I have now read for the second time Marina Warner’s essay published by the London Review of Books. You can read it here.
Another UK University, this time in Essex, is in disgrace.
Marina exposes beautifully the march of the morons against human culture, science, letters, civilisation. Endless thanks to the author, who is present and an advocate of the University of Essex she joined:
“Essex was organised co-operatively between students and teachers… English literature would be read alongside Russian and American, North and South, all in their original languages… [Albert Sloman, the first vice-chancellor] insisted on the importance and independence of academia: ‘A professor can speak out on national issues of science and scholarship,’ Sloman said, ‘as a scientist in a government research centre cannot. So universities must go on being places of scholarly investigation.’”
The drive to make money and command other people’s lives is a cancer growing within universities. Education is put aside; freedom to research and expressions of dissent are enemies of the corporation, of the brand. An intolerate, ruthless environment is being built on terror, the fear of losing one’s position if one holds to collegiality. If you make the mistake to believe that you belong to a College.
“A Tariff of Expectations would be imposed across the university, with 17 targets to be met, and success in doing so assessed twice a year. I received mine from the executive dean for humanities. (I met her only once. She was appointed last year, a young lawyer specialising in housing. When I tried to talk to her about the history of the university, its hopes, its ‘radical innovation’, she didn’t want to know. I told her why I admired the place, why I felt in tune with Essex and its founding ideas. ‘That is all changing now,’ she said quickly. ‘That is over.’) My ‘workload allocation’, which she would ‘instruct’ my head of department to implement, was impossible to reconcile with the commitments which I had been encouraged – urged – to accept… Eventually, after a protracted rigmarole, I resigned. I felt I had been pushed. ”
Was there another way to oppose these changes? I think Marina suggests action from within and before it is too late and no one able to stand up has survived the purge.
“I am told that the tick of the deathwatch beetle is heard only when it is too late.
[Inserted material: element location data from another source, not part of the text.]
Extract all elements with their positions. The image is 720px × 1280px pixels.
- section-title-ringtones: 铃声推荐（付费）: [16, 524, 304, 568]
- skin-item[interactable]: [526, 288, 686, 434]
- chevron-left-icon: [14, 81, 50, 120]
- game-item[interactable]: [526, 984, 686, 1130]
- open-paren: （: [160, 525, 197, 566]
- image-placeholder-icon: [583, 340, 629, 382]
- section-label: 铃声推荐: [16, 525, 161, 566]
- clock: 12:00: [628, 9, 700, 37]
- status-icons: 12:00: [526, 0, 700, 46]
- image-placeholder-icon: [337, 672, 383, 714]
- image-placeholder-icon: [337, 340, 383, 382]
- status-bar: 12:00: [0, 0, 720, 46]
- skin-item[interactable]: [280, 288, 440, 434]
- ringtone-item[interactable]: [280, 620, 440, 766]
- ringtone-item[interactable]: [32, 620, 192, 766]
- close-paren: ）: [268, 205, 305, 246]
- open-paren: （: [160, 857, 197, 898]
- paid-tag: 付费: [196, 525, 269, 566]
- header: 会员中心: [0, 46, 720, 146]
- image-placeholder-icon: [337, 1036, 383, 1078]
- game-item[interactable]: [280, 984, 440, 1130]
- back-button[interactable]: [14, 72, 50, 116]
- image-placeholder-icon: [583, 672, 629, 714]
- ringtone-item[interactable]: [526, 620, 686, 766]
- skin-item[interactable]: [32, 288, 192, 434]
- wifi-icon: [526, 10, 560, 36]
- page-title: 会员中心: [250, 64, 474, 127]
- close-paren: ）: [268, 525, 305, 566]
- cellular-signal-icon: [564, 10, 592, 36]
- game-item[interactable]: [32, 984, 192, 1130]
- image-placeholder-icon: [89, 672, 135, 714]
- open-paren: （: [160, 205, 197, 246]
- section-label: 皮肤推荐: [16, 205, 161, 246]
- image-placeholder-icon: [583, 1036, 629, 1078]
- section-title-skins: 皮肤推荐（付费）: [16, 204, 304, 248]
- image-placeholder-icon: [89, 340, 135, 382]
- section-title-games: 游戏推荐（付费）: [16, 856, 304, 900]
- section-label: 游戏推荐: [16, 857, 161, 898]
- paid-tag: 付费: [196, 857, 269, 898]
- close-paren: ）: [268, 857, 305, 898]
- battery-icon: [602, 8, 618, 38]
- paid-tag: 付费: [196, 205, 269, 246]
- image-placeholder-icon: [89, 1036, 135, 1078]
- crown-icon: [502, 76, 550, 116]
I should have heard the tick tick ticking when… I heard the tick again when… I heard it once more when… (These Nobel Prize winners – they don’t earn their keep) And I heard it when… I could go on, about the cases of colleagues and their experience of managers’ ‘instructions’, arrogance and ignorance, and the devices they adopt to impose their will, but individuals like Anthony Forster and the executive dean for humanities are not single spies. They’re minor but willing operatives in a larger mechanics of power.”
Her concluding remarks are a powerful critique and exposure of the UK academy’s decline. The option to move elsewhere will be taken by many worthy, pushed away. If good citizenry and higher education are still present within UK universities, then resistance to the very existence of managers must spring from within the sector. This is not easy to achieve, but should be a guiding principle for those who care about the future of education in this country.